Many residents are against a plan to house foreign workers at a disused school, which will be converted into a dormitory, in the estate. Given that I live nearby and have been going to the estate regularly for several years, the issue is close to my heart. Unfortunately, it has also resulted in some worrying views being aired during morning talk radio, television news programmes, and the residents’ feedback sessions.

Hold your breath! The foreign workers will litter and dirty the place, say some. Here is a reality check. The Keep Singapore Clean campaign has failed, and this country appears spick and span only because cleaners – many of them foreigners – are at work much earlier than most people to pick up after us.

Lock the women in! The local ladies will be stared at and harm could befall them when they come home late at night, say others. Most men I know, regardless of nationality, look at women, even leer at them. Women could be harmed anywhere, and not necessarily because there are foreign workers in the vicinity. Do not let your guard down, but do not be paranoid either. This is Singapore, for god’s sake.

Keep it original! Serangoon Gardens’ unique identity will change due to these foreign workers, several mutter. Unfortunately, the arrival of many “outsiders” has already transformed the estate over the years, and the ridiculous plans to redevelop it in the coming years will do a lot more harm to the ambience than foreign workers will.

Drunken louts! The workers will hold loud parties, consume copious amounts of alcohol, and invite strange women to their rooms. Just how is this very different from what their ostensibly more respectable counterparts – or even Singaporeans – are doing at, say Clarke Quay or Orchard Towers, or in their houses or condominium units? Expecting better behaviour from them just because they are in a workers’ dormitory sounds a tad bit hypocritical.

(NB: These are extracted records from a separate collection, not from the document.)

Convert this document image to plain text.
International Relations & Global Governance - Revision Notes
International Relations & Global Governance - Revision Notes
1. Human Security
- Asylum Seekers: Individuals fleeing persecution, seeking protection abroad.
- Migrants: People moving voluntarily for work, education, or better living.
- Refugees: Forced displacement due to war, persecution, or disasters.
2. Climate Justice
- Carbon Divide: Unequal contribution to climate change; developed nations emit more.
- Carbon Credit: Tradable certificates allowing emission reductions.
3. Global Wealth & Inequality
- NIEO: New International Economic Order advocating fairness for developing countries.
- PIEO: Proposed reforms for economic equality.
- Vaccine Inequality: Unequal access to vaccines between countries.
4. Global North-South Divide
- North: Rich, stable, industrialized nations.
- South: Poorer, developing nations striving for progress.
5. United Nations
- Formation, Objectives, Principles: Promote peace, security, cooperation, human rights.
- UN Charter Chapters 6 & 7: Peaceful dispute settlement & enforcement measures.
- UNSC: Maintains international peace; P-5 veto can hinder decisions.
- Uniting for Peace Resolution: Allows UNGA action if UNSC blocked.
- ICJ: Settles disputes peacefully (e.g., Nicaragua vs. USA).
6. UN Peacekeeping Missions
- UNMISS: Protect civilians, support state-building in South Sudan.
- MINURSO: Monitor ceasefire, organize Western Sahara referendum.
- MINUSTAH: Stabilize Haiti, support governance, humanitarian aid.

Anyone but them! The building is better utilised as, say, an international school than a dormitory, say a few. So it really boils down to status and asset values in this country, does it not?

Stereotypes are well and truly alive in this modern multi-ethnic metropolis. We want our own space and are selective about which foreigners will be allowed into it, making a serious dent in the attempts to evolve into a tolerant multi-cultural society.

Amid the racially tinted din, the one thing that actually makes this proposal an extremely bad idea has not had a proper hearing. The traffic in Serangoon Gardens is terrible enough as it is, and it would simply be ridiculous to increase the estate’s population without doing something about that first. The doofus who first thought up the idea has probably not been to Serangoon Gardens during peak periods.

Unfortunately, a rational reason I would have expected this pragmatic country to come up with has not had a proper hearing amid the xenophobia that engulfs the discussion.

And the bigger tragedy is that this attitude is possibly a truer reflection of what Singapore is becoming.